-Abang 7.0-
Ku sibak tirai yang menutupi tempat tidur Abang. Ku lihat keduanya memucat. Ku sunggingkan senyum lima senti dariku
"Assalamualaikum serius amat tuh muka. Belom dipindahkan An?"
"sepuluh menit lagi kata perawatnya Bu."
"Oh jadi udah dapat kamar ya. Abang mau minum? Maaf ya aku tinggal beli minum dulu barusan." beruntung Arman sudah membekaliku dengan kantong berisi air mineral sebagai alasan untuk meninggalkan Abang tadi
"Mana minumnya dek?" ku serahkan air mineral ke abang. Beliau teguk dengan cepat.
"seru pula diskusi kalian tadi. Nih Bang aku balikin hp Abang. Sory ke buka ya. Habisnya tuh hp getar terus. Aku buka deh." ku ucapkan dengan senyum ceria. Percayalah ini hanya topeng. Aku tau cara hadapi Abang, ku lihat keduanya pucat.
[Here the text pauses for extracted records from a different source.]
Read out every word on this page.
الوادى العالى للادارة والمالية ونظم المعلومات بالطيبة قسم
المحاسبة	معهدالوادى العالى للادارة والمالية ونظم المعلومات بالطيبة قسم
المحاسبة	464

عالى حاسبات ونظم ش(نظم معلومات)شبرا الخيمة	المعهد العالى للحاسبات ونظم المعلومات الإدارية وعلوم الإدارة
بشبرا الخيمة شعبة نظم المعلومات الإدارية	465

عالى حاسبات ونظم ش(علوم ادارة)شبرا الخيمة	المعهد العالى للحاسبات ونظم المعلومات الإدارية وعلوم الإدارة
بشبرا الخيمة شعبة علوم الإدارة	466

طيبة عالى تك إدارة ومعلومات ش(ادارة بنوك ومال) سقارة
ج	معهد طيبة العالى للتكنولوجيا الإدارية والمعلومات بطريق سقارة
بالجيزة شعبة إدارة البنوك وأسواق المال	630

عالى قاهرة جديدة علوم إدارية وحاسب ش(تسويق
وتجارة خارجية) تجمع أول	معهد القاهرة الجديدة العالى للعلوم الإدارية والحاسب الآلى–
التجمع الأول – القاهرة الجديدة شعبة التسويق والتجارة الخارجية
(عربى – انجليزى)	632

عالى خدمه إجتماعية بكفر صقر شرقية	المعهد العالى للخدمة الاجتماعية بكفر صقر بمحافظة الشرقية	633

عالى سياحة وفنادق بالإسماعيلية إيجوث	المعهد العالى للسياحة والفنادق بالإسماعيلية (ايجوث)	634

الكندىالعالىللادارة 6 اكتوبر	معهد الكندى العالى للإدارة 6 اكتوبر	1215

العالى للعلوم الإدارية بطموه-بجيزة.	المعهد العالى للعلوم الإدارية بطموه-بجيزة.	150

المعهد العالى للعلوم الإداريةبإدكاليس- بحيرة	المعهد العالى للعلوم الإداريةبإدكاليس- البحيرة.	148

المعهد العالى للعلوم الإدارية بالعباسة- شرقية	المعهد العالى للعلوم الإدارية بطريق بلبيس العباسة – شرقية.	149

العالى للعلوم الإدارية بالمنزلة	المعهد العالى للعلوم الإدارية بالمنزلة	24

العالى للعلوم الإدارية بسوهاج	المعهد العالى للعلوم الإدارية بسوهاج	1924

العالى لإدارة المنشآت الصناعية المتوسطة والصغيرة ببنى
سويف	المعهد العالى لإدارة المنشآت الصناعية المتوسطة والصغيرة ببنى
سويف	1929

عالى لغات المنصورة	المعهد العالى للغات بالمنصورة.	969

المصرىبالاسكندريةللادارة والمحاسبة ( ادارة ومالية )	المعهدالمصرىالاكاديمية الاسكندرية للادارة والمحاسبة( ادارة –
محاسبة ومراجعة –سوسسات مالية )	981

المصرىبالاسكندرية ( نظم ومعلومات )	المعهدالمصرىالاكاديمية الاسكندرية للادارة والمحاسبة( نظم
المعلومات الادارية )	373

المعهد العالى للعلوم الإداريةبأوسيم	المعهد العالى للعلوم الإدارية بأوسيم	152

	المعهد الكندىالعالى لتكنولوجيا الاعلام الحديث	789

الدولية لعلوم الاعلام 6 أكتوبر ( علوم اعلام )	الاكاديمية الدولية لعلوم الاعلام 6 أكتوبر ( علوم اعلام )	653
Aku tetap senyum.
"Adek tau?"
"Tau apa Bang?" sambil ku tarik alisku ke atas dua kali. Cara yang biasanya ku buat untuk menggoda Abang.
"Isi dalam hp Abang."
"Isi yang mana Bang?" ucapku diiringi senyuman.
"saya tinggal ke depan dulu ya bu pak."
"sini aja lah An, ga usah takut dan kuatir gitu. Kalau kamu keluar yakin kamu ga diapaapain sama Arman?" Aan diam membisu. Wajahnya semakin pucat.
"jadi isi yang mana yang abang maksud?" ucapku dengan tetap tersenyum.
"semuanya Dek. Kamu tau semuanya?"
"semuanya yang mana Bang?" masih ku tantang Abang mengaku dengan segalanya dengan kesadarannya. Dia menarik rambutnya frustasi. Menggosok mukanya dengan tangan yang sembuh.
"Dek, tolong jangan buat Abang frustasi."
"Lebih frustasi mana Aku atau Abang seharusnya? Harusnya adek yang frustasi nyari jawaban kenapa Abang sampai sejauh itu padahal kita baik baik saja. Atau aku sendiri yang menganggap baik baik saja?"
"Dek, abang bisa jelasin semuanya."
"Harus dong. Abang utang banyak sama aku." ku berikan senyum smirk ku.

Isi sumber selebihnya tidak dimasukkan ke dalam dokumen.